Dr. Paula Schnurr, executive director for the National Center for PTSD, says, “What we are trying to do is put the best information where it needs to be. So you, as an individual veteran [can ask yourself], do you want treatment, do you even have PTSD? We want to offer something to you.”

Schnurr adds, “PTSD is something that happens to people when they have experienced a traumatic event. So, it can [occur from] being deployed to a war zone, or experiencing a sexual assault.”

Psychologist Rachel Stewart, also from the National Center for PTSD, says, “It affects someone’s overall quality of life, their ability to work, their ability to have quality relationships. … You don’t want to not sleep. You don’t want your fight or flight mode to kick in. People who have been in combat are automatically assessing threat wherever they go.”

John Harwood, who also served with the Rakkasans, says he still suffers today from the horrors of war: “Ears ringing, sleep is hard. I’ve had a drinking problem since — I black out three times a week sometimes. We don’t get high, we get numb.”

Rowe also speaks with his uncle Lawrence Keating, who served in the Vietnam War.

Keating recalls, “In Vietnam, you were there one day and here the next day.
This PTSD developed in Vietnam, because when the guys came back they didn’t assimilate well. And I didn’t assimilate well. If they came back and they were still in the military, they got a bad paper discharge. If you have that kind of experience, it is hard to come from one thing to the next.”

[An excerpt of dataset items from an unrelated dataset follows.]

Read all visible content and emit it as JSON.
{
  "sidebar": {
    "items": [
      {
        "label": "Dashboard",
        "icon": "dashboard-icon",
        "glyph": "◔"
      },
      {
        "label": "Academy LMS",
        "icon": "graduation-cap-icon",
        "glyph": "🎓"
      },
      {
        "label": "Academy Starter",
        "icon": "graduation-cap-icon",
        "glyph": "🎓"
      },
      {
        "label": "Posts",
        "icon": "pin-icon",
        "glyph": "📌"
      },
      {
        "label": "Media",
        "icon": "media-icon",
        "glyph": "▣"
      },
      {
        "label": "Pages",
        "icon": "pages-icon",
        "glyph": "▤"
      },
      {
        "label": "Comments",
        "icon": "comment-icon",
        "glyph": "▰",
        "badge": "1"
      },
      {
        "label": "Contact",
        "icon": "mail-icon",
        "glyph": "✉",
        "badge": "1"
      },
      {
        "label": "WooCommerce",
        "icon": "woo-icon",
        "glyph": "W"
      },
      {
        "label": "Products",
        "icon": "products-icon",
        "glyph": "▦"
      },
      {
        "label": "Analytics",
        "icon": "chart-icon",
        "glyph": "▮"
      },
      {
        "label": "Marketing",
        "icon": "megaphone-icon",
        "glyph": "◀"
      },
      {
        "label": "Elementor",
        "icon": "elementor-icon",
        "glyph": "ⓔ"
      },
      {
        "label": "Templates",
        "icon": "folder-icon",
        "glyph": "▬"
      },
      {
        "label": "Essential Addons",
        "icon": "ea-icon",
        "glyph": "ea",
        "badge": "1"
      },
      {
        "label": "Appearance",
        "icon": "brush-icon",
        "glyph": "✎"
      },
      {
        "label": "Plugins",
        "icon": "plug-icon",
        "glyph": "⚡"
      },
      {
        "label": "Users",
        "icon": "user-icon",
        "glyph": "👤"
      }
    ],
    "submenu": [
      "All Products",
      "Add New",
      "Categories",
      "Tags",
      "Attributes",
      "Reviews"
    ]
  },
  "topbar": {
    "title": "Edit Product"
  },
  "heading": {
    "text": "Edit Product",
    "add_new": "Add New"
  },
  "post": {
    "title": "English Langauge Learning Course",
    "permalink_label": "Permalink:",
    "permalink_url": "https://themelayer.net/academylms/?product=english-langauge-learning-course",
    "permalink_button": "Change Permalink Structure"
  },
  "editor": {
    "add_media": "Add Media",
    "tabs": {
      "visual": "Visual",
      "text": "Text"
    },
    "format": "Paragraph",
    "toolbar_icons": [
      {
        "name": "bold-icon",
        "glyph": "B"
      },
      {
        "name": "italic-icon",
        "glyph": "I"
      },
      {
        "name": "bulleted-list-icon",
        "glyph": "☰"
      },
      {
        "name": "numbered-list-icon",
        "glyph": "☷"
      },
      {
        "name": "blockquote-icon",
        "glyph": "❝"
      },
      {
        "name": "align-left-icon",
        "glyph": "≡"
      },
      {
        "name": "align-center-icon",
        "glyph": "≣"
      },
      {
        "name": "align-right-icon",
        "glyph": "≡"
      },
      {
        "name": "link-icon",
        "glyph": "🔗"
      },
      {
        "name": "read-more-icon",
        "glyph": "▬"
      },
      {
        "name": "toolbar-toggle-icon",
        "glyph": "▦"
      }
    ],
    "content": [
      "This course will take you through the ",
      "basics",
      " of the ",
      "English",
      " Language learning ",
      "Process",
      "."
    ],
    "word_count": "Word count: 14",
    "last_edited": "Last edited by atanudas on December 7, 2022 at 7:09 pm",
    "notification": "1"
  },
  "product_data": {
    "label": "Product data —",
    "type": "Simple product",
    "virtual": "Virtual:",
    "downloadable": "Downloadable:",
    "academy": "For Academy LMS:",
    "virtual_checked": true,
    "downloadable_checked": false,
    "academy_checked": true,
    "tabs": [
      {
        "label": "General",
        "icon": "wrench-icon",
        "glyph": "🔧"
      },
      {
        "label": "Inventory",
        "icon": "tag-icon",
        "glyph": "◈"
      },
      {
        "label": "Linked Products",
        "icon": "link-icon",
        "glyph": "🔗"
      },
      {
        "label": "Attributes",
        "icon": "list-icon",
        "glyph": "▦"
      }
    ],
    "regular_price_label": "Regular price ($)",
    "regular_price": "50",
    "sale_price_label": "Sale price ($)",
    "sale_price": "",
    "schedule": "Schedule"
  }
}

Codi Keto, a veteran from the 82nd Airborne Division who served in Afghanistan, recalls how one of his company died by suicide in his car the first weekend they were home: “That hit deep. It kept happening amongst our unit.”

Keto also witnessed the horror of one of his military friends shooting himself in the head.

“Finally, four or five months later, it really hit home. He got out of bed, got his pistol out — the look in his eyes was such a weird scenario — he pointed the gun at us in a sweeping motion. Then he stuck the gun to the back of his ear and pulled the trigger.”

A number of the soldiers interviewed for Mile Marker talk about how they were prescribed a cocktail of drugs, including benzos, opiates and Valium, as well as the tranquilizer Xanax.

However, they admit that above all else, it was cannabis that helped them recover from the horrors of war.

Keto now cultivates his own marijuana and uses it to treat his PTSD.

“I essentially replaced five pharmaceuticals with cannabis,” he says.

In 2017, Dr. Irene Aguilar, senator for District 32 of Denver, helped pass a bill to give veterans who have been diagnosed with PTSD safe and legal access to medical marijuana. Interviewed for Mile Marker, Aguilar says the aim for veterans is to afford them “decreased symptoms and improved function with minimal side effects.”

“We have this plant that provides cannabinoids, which affect you in different ways,” Rosenbach says. “[Cannabis is] often a great antidepressant, helping you sleep — it’s a pain reliever. There needs to be more focus and studying on that.”